I think the hay is in the barn at this point, since the Nov jobs report will be too close to the election to make much of a difference. Does anyone really make a decision a day before the election? At any rate, I think this is about a net ZERO for Obama, and that’s good since there was a real likelihood that it could have been a disaster. This is the slow growth that people have gotten used to, so it’s not likely to make major headlines. Of course, Obama would have had a huge spike in support if the number was closer to 250k, but I don’t think anyone believed that would happen.

Really? You can tell this a few minutes after the jobs report is out? Color me skeptical.

Waiting for some contard to insist that scheduling was arranged just for Obama’s benefit . . .

It’s the top story on Google News. Dunno if you think that constitutes “major headlines” or not.

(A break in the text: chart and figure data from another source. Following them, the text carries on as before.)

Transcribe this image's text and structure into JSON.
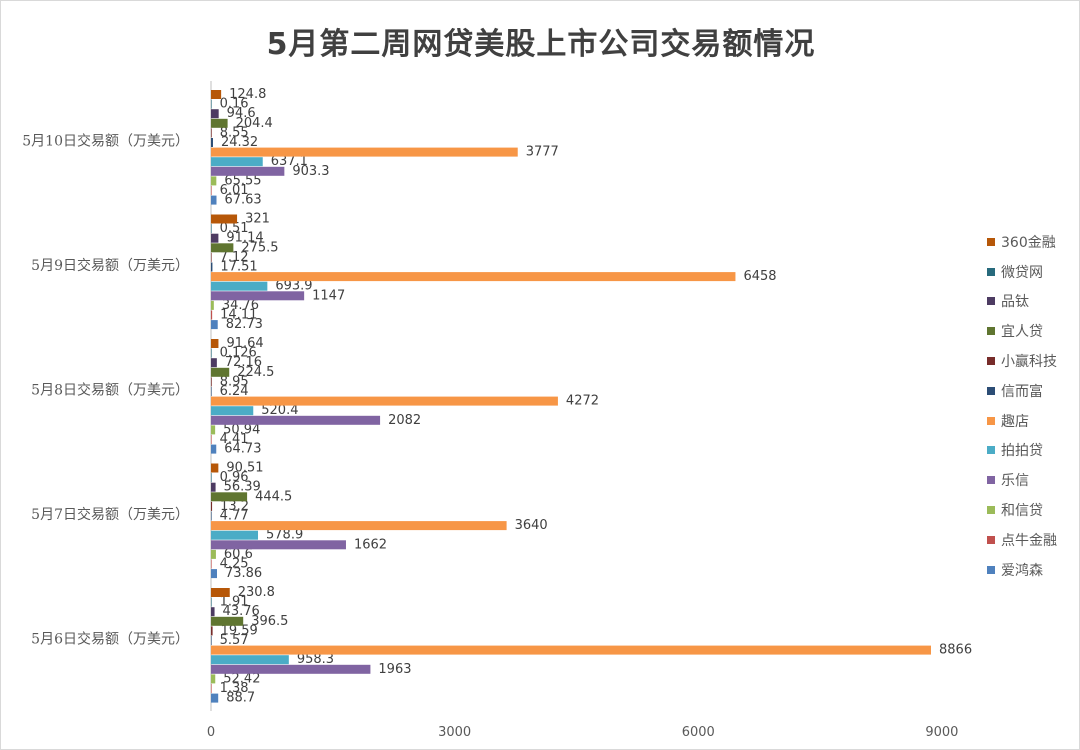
{
  "chart_data": {
    "type": "bar",
    "orientation": "horizontal",
    "title": "5月第二周网贷美股上市公司交易额情况",
    "xlim": [
      0,
      9000
    ],
    "x_ticks": [
      "0",
      "3000",
      "6000",
      "9000"
    ],
    "grid": false,
    "legend_position": "right",
    "categories": [
      "5月6日交易额（万美元）",
      "5月7日交易额（万美元）",
      "5月8日交易额（万美元）",
      "5月9日交易额（万美元）",
      "5月10日交易额（万美元）"
    ],
    "series": [
      {
        "name": "爱鸿森",
        "color": "#4f81bd",
        "values": [
          88.7,
          73.86,
          64.73,
          82.73,
          67.63
        ],
        "labels": [
          "88.7",
          "73.86",
          "64.73",
          "82.73",
          "67.63"
        ]
      },
      {
        "name": "点牛金融",
        "color": "#c0504d",
        "values": [
          1.38,
          4.25,
          4.41,
          14.11,
          6.01
        ],
        "labels": [
          "1.38",
          "4.25",
          "4.41",
          "14.11",
          "6.01"
        ]
      },
      {
        "name": "和信贷",
        "color": "#9bbb59",
        "values": [
          52.42,
          60.6,
          50.94,
          34.76,
          65.55
        ],
        "labels": [
          "52.42",
          "60.6",
          "50.94",
          "34.76",
          "65.55"
        ]
      },
      {
        "name": "乐信",
        "color": "#8064a2",
        "values": [
          1963,
          1662,
          2082,
          1147,
          903.3
        ],
        "labels": [
          "1963",
          "1662",
          "2082",
          "1147",
          "903.3"
        ]
      },
      {
        "name": "拍拍贷",
        "color": "#4bacc6",
        "values": [
          958.3,
          578.9,
          520.4,
          693.9,
          637.1
        ],
        "labels": [
          "958.3",
          "578.9",
          "520.4",
          "693.9",
          "637.1"
        ]
      },
      {
        "name": "趣店",
        "color": "#f79646",
        "values": [
          8866,
          3640,
          4272,
          6458,
          3777
        ],
        "labels": [
          "8866",
          "3640",
          "4272",
          "6458",
          "3777"
        ]
      },
      {
        "name": "信而富",
        "color": "#2c4d75",
        "values": [
          5.57,
          4.77,
          6.24,
          17.51,
          24.32
        ],
        "labels": [
          "5.57",
          "4.77",
          "6.24",
          "17.51",
          "24.32"
        ]
      },
      {
        "name": "小赢科技",
        "color": "#772c2a",
        "values": [
          19.59,
          13.2,
          8.95,
          7.12,
          8.55
        ],
        "labels": [
          "19.59",
          "13.2",
          "8.95",
          "7.12",
          "8.55"
        ]
      },
      {
        "name": "宜人贷",
        "color": "#5f7530",
        "values": [
          396.5,
          444.5,
          224.5,
          275.5,
          204.4
        ],
        "labels": [
          "396.5",
          "444.5",
          "224.5",
          "275.5",
          "204.4"
        ]
      },
      {
        "name": "品钛",
        "color": "#4d3b62",
        "values": [
          43.76,
          56.39,
          72.16,
          91.14,
          94.6
        ],
        "labels": [
          "43.76",
          "56.39",
          "72.16",
          "91.14",
          "94.6"
        ]
      },
      {
        "name": "微贷网",
        "color": "#276a7c",
        "values": [
          1.91,
          0.96,
          0.126,
          0.51,
          0.16
        ],
        "labels": [
          "1.91",
          "0.96",
          "0.126",
          "0.51",
          "0.16"
        ]
      },
      {
        "name": "360金融",
        "color": "#b65708",
        "values": [
          230.8,
          90.51,
          91.64,
          321,
          124.8
        ],
        "labels": [
          "230.8",
          "90.51",
          "91.64",
          "321",
          "124.8"
        ]
      }
    ]
  }
}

Actually, I thought the comment was on target. For months now, as each report came out Romney would sprint to the nearest microphone and smirk his lying ass off. Now the big story as we end the news week is the rate dipping below 8% for the first time in over three years. It’s going to lift the stock market and boost consumer confidence. Having the populace feel good is the last thing that Romney wants.

And that means no one will be talking about the debate later today or this weekend? (BTW, your post isn’t in line with what the actual prediction was.)

My prediction, and I’ll put money on this, is that the weekend talk shows (like Meet the Press) will headline the debate, not the jobs report.

Any takers?

Once again this morning I find myself agreeing with John. This doesn’t take the wind out of the debate sail (only the next debate will do that).

However, what it does do is remove one of Romney’s few remaining opportunities. He could have really used a combination of a strong debate and a bad jobs report to get the “Obama campaign reeling” and “Romney comeback” narratives going strong. He really needs to get the “who do you think will win the election” number closer to even.

What? This post reads like a non sequitur to me. I was addressing your comment that you didn’t feel the jobs story would make major headlines. I didn’t say anything about the debates.

:smack: My bad. I assumed you were talking about my second comment.

But, yeah, that was stupid of me to say it wouldn’t make major headlines. What I meant was that it wouldn’t bump the debate discussion from the spotlight.

ETA: And I didn’t see that the story also contains the “tidbit” that the unemployment rate is 7.8%. That’s huge, and will make some major headlines. Much more significant than the number of jobs added.

Save this kind of stuff for the Pit, please.

Wow. The 7.8% number is the best news for Obama in months. It may seem weird to call 7.8% unemployment good news, but busting through the 8% barrier is psychological gold.